Aquel pensamiento me aterraba. En aquel
momento no podía comprender por qué yo no hice todo lo que pude por obtener su
teléfono. Ella no me lo dio. No dijo
nada sobre el asunto. No dijo nada de eso que hubiera sido lógico decir. Algo
como “Esto ha sido un desliz. Es mejor que lo olvidemos”. Ella no dijo nada.
Simplemente se fue. Cuando salí del baño ya se había vestido, y estaba
caminando sutilmente, sin hacer ruido, hacia la puerta. En ese momento, tal vez
aún la hubiese podido alcanzar. Pero lo cierto es que no sospeché nada. Cuando
entré en el dormitorio y vi que no estaba, no lo di importancia, pues pensé que
estaría en la cocina o en otra parte de la casa. Me había entretenido secándome
y vistiéndome, pero ella no había hecho ni dicho nada que me pudieran hacer
pensar que iba a desaparecer de ese modo. Simplemente se había levantado, me
había dado un beso, un beso rápido, superficial (un beso de “Buenos días
cariño” o un beso de “Te espero en la cama”, pero no un beso de “Adiós, hasta
nunca”, no, eso no) y había salido del baño. De modo que yo aún estaba pensado
que estaría preparando el desayuno, o sentada en el sofá del salón,
esperándome. Y entonces escuché la puerta. Escuché como se abría y se cerraba
la puerta de la calle y pese a todo dudé por un momento, lleno de incredulidad.

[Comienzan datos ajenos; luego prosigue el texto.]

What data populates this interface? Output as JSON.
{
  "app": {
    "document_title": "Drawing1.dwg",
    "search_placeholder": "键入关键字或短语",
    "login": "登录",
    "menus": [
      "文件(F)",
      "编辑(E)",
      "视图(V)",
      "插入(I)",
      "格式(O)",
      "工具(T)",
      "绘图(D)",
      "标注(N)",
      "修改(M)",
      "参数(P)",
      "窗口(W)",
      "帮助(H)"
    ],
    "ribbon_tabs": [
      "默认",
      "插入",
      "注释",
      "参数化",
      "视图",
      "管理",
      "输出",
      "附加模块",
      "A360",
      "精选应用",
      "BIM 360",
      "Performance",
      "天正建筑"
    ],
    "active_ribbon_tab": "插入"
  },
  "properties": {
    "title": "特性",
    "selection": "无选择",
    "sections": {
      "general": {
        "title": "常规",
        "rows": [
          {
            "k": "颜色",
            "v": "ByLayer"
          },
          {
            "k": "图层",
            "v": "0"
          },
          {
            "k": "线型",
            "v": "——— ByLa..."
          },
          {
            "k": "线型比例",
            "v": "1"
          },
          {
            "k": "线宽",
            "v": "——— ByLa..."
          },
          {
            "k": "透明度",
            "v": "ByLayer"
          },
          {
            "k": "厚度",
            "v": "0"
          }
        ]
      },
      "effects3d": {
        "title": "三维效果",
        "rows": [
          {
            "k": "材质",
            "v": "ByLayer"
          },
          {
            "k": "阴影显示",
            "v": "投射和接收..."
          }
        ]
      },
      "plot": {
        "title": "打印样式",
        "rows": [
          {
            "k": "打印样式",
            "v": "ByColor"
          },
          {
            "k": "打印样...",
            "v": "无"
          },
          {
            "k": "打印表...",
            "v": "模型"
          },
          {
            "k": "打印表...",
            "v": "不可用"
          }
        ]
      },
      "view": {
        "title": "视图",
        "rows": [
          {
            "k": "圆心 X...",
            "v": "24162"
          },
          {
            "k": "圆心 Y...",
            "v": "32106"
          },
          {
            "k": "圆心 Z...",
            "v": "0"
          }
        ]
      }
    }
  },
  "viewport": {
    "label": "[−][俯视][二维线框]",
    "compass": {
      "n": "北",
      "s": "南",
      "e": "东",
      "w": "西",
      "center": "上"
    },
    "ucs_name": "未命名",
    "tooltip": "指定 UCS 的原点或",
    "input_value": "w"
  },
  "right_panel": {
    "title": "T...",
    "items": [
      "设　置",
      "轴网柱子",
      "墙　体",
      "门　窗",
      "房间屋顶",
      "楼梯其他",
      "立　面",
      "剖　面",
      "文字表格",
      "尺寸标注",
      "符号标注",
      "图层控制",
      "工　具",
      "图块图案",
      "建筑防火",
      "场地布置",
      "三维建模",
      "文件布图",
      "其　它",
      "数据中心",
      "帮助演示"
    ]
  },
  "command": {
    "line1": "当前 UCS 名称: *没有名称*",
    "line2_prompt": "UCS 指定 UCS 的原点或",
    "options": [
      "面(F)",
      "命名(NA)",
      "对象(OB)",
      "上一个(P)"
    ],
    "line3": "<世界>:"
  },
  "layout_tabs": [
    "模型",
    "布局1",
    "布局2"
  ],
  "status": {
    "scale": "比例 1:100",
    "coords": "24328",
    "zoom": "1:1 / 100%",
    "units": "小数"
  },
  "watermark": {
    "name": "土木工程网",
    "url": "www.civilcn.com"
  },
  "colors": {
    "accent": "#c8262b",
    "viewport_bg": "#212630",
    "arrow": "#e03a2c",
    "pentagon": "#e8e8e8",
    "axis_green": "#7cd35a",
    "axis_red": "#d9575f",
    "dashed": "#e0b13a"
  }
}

Pero sí. Era mi puerta. Conocía bien su sonido. No podía ser otra puerta más
que la mía. Entonces salí corriendo, descalzo y desnudo, pero ya era tarde. Mis
dudas me habían hecho perder un tiempo precioso… De repente me vi plantado en
un calle vacía. Una calle soleada, tranquila y vacía, completamente vacía. Y me
sentí el ser más ridículo del mundo. Y a pesar de que estaba desnudo y
cualquiera podía verme, aún permanecí unos minutos mirando en todas
direcciones, buscando algo que no existía. Porque ella no estaba. Y yo no sabía
ni qué dirección había tomado. Por no ver ni siquiera había visto ningún coche
alejándose a toda velocidad. Susana había desaparecido sin dejar rastro.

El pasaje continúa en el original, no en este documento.